Doing an Internet search for information, I was delighted to find a site which proclaims that "Molly Ivins writes about politics, Texas and other bizarre happenings." Describing Texas as a bizarre happening is something she would have enjoyed. She will be missed, both for her wit and for her rather encyclopedic knowledge of Texas politics.
Ivins was an unappologetic radical liberal who didn't hesitate to mock her own "side".
She had a wicked sense of humor, and had the same sort of charm and class as Anne Richards (and KE knows *exactly* what type of Texas Broad I mean).
She coined the insult "shrub" long before Bush ran for the Presidency. "Somewhere in Texas a village is missing it's idiot" was hers too.
It all sounds brutal if you never heard her on the radio...but if you did you can't help reading those statements and hearing them come from a white haired southern woman with a glass of lemonade in her hand, a smile on her face, and an evil twinkle in her eye.
She was fired from the NYT for refering to a community chicken butchering festival as a "gang pluck".
On Clinton, she said "If left to my own devices, I'd spend all my time pointing out that he's weaker than bus station chili."
On History? "It is possible to read the history of this country as one long struggle to extend the liberties established in our Constitution to everyone in America."
On a controversial court case "There's never been a law yet that didn't have a ridiculous consequence in some unusual situation; there's probably never been a government program that didn't accidentally benefit someone it wasn't intended to.

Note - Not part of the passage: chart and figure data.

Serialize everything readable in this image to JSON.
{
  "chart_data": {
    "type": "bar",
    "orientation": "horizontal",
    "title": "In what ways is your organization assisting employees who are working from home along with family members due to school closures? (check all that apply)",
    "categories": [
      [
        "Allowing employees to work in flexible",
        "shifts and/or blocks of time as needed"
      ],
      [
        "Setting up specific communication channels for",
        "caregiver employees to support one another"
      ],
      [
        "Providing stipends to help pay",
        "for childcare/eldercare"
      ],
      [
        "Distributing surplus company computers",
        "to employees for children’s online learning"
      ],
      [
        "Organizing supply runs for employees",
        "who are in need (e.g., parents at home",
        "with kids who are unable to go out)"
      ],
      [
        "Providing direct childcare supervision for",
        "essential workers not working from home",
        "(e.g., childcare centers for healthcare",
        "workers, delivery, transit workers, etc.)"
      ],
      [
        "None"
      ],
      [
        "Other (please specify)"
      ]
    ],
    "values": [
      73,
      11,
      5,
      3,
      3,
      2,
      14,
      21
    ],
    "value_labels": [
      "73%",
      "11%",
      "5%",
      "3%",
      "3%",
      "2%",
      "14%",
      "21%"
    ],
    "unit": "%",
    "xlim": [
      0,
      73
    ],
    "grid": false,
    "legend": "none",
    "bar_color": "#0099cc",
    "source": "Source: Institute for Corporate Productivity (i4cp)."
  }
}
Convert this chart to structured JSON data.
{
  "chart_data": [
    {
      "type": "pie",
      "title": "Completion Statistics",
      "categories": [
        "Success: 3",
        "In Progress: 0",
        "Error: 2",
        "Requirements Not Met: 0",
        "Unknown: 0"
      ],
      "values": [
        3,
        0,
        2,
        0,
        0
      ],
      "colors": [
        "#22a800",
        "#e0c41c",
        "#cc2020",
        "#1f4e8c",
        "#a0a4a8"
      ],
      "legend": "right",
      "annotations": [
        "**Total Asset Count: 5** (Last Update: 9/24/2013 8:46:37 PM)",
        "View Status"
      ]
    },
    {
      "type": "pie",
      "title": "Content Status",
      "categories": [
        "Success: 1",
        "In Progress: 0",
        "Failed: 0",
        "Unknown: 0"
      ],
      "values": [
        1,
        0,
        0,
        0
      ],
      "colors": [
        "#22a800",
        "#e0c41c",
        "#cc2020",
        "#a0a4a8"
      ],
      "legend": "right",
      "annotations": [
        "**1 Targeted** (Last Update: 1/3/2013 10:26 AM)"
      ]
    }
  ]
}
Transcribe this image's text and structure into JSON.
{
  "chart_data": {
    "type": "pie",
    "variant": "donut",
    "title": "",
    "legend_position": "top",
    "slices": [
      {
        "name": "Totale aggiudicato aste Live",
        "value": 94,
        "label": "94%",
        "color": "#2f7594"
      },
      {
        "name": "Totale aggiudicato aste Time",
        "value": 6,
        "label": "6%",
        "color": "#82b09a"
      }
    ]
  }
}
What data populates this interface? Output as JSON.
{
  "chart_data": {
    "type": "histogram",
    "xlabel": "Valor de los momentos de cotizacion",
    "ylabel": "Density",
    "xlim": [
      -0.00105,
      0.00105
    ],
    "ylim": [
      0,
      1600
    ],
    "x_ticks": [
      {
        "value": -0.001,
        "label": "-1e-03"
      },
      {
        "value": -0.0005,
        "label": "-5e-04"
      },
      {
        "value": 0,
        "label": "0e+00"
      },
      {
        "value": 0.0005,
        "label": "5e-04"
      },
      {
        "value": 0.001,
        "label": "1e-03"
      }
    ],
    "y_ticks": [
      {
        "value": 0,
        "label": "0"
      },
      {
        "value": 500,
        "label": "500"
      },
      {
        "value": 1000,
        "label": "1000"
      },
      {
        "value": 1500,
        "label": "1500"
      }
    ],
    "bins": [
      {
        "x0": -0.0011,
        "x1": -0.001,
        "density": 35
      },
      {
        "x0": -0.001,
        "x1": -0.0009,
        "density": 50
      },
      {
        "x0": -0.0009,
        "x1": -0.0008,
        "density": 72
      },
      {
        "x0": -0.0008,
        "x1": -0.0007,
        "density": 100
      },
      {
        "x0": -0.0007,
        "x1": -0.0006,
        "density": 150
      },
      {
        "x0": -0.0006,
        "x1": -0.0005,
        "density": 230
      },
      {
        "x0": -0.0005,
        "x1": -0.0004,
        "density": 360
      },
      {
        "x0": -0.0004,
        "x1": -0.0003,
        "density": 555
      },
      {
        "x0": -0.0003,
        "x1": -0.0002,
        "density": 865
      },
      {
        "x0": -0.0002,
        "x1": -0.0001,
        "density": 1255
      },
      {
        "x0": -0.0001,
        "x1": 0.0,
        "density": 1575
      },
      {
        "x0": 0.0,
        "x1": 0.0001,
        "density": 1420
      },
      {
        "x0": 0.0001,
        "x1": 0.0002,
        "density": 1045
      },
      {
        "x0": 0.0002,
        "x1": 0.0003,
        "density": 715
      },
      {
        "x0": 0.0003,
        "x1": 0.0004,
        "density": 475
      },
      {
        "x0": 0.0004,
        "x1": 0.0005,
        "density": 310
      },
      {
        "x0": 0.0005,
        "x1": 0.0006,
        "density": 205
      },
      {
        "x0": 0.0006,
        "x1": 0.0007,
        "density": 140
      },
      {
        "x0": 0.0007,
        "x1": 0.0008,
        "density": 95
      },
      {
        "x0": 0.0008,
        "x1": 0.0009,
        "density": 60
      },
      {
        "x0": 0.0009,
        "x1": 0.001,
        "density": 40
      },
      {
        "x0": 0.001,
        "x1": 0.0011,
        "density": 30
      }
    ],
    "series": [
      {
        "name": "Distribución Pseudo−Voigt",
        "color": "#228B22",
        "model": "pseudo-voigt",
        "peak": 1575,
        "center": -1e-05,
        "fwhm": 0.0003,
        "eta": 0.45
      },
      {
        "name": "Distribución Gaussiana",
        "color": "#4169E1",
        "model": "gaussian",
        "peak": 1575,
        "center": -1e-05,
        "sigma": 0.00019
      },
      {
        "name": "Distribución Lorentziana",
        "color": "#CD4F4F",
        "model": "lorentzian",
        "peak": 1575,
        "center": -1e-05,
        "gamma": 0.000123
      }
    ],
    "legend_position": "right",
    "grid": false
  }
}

Most people who work in government understand that what you do about it is fix the problem -- you don't just attack the whole government."
On the other hand, one of my favorites "During a recent panel on the numerous failures of American journalism, I proposed that almost all stories about government should begin: 'Look out! They're about to smack you around again!' "
quote: President George W. Bush, a frequent target of her barbs, said in a statement, "I respected her convictions, her passionate belief in the power of words, and her ability to turn a phrase. She fought her illness with that same passion. Her quick wit and commitment to her beliefs will be missed."
lol - scouser, you just demonstrated it perfectly: the President cannot even be magnanimous and gracious to a deceased person who herself insulted him frequently, without being criticized for that.